„Die Lage ist wirklich extrem kritisch. Erst heute sind mindestens 40 Geschosse auf Damaskus herunter geregnet. … Ab morgen werden wir gezwungen sein, zu Hause zu bleiben. In diesen Tagen ist es tatsächlich zu riskant, durch Bab Touma zu laufen.“
Diese Meldung an seinen Kollegen in Mailand stammt von Ayham, 26 Jahre alt, von der Vereinigung pro Terra Sancta (ATS) in Syrien. Sie bedarf keiner weiteren Erklärung. Sie erreicht uns zu einem Zeitpunkt, an dem der siebte Jahrestag vom Anfang des Konfliktes in Syrien sich nähert. Und sie erinnert uns daran, dass der Krieg noch nicht vorbei ist, dass in diesen Tagen eine Tragödie in Damaskus sich ereignet. Die Medien berichteten viel darüber, und neulich hat die UNO ein leeres Blatt herausgegeben, um darauf hinzuweisen, dass „es keine Worte gibt, um ein solches Grauen zu beschreiben“.

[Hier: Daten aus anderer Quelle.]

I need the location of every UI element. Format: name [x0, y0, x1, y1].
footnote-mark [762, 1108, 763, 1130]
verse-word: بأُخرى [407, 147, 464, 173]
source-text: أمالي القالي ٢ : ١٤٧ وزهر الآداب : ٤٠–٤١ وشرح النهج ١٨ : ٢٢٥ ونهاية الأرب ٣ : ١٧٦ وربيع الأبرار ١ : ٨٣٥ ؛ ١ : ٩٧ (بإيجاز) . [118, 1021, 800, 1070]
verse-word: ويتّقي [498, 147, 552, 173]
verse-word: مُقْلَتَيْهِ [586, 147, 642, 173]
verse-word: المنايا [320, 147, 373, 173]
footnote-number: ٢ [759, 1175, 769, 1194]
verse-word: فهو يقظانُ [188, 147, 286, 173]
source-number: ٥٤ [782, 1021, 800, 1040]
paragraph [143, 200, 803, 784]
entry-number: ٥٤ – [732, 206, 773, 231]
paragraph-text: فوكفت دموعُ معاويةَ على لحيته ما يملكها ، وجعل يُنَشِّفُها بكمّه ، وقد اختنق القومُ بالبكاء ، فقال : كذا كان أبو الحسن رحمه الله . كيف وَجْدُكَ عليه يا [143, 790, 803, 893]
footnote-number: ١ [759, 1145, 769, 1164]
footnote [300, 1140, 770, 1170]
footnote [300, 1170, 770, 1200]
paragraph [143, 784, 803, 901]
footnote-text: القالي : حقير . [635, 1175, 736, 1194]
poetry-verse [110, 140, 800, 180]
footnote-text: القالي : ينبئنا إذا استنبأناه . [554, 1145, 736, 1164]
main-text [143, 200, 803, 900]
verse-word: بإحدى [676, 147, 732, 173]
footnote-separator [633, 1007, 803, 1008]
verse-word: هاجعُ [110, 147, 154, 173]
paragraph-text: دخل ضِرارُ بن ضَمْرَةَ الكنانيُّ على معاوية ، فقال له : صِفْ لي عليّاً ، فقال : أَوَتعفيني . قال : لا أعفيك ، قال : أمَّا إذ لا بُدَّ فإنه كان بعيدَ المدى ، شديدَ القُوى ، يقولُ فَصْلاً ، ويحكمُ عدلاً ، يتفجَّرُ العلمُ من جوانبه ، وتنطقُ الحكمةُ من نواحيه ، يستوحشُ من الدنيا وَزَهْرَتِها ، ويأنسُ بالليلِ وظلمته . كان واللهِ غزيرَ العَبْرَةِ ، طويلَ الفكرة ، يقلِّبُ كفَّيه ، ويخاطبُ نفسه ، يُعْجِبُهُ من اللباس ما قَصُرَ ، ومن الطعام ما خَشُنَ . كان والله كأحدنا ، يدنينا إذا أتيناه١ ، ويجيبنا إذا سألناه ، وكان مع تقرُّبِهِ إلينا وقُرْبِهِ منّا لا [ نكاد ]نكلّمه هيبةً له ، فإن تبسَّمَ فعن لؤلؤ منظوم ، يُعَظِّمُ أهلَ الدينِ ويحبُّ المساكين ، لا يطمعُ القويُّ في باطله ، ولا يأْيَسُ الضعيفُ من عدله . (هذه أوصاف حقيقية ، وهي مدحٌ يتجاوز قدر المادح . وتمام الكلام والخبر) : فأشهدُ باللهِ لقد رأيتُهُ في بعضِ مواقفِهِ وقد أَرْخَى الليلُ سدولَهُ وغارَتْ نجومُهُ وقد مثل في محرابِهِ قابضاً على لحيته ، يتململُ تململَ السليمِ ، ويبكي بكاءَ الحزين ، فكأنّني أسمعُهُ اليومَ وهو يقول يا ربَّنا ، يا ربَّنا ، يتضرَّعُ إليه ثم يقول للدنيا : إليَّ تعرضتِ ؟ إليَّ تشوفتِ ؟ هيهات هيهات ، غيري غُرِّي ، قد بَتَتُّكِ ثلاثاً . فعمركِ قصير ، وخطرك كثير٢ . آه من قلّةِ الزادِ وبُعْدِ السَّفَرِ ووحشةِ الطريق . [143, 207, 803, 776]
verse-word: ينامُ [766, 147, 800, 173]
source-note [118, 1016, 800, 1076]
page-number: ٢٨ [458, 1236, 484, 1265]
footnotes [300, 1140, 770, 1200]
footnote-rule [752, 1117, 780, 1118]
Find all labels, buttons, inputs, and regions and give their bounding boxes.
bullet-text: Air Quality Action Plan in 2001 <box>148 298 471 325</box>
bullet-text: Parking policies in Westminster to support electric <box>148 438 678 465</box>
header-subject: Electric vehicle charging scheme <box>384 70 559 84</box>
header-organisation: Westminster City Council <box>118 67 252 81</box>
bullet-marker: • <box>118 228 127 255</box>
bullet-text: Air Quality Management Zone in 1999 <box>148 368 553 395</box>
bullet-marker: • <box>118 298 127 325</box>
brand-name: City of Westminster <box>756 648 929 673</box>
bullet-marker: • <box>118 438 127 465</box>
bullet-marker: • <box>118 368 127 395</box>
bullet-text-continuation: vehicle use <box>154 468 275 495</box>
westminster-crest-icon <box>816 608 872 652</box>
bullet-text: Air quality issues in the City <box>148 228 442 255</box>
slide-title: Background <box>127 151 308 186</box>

Ayham schickte uns auch einen Bericht, den er an seine Kurzmeldung anhängte: „Ich schreibe euch, während die Geschosse ein paar Schritte von hier entfernt in der Altstadt explodieren. Seit Anfang des Jahres 2018, genau genommen seit dem 9. Januar, hageln Hunderte von Mörsergranaten und Raketengeschosse auf den Stadtteil Bab Touma, wo die franziskanische Pfarrei sich befindet, sowie auf die Altstadt von Damaskus, und verursachen ebenfalls Tod und Verletzungen. Der blutigste Tag war der 8. Februar: 72 Geschosse an einem Tag, die 20 Todesfälle und 141 Verletzte unter den Zivilisten hervorriefen, einschließlich vieler Frauen und Kinder“. Dies ist eine neue massive Offensive, die von Rebellen gestartet wurde aus der Gegend von Al-Ghouta, nur wenige Kilometer von der Hauptstadt entfernt. Der Kampf ist seit Sonntag 18. Februar noch blutiger geworden, denn ab diesem Tag fingen die Artillerieeinheiten der Armee an, zurückzuschlagen, wiederum zum Schaden der Zivilisten. Nach Angaben der UNO ist es das schlimmste Massaker innerhalb eines Tages seit 2015.
Während der ganzen Jahre des Konflikts hatte die Stadt noch nie solche intensiven Kämpfe und kurze Gewalt- und Terrorausbrüche erlebt, unterbrochen durch längere Phasen des Friedens. „Aber seit Anfang diesen Jahres ist die Situation anders.“ Unser Mitarbeiter fährt fort: „Wir in Damaskus hatten angefangen von Frieden und Wiederaufbau zu reden. Wir hatten angefangen, die Augen zum Himmel zu erheben. Nun lässt dieser Himmel eine Welle des Terrors auf uns niederfallen, und die Stadt ist in Panik geraten“.
Ayham verfolgt die Umsetzung der Nothilfe-Projekte von ATS pro Terra Sancta in Damaskus. Dort führt die Vereinigung zusammen mit den Franziskanern der Kustodie des Heiligen Landes verschiedene Hilfsmaßnahmen für die örtliche Bevölkerung durch: sie gewährt Obdach, gibt den Kriegsopfern Lebensmittel und Medikamente, und arbeitet mit mehreren Krankenhäusern im Bereich der medizinischen Versorgung zusammen. Vor allem wendet sie sich den Frauen, den Kindern und den älteren Menschen zu, die die Hauptleidtragenden in diesen Tagen des Blutvergießens in Damaskus sind. Das St. Louis-Krankenhaus, eines der Krankenhäuser, mit denen die Vereinigung zusammenarbeitet, hat in diesen Tagen mehr als 94 Opfer der Kampfhandlungen aufgenommen. Unter den Opfern waren sechs Kinder unter 12 Jahren und neun Kinder unter 18.
„Die Lage ist schrecklich“, fasst Ayham zusammen. „Die Schulen bleiben geschlossen, während man auf weitere Entwicklungen wartet. Jeder von uns geht morgens zur Arbeit und fürchtet in seinem Herzen, dass er abends vielleicht nicht nach Hause kommt.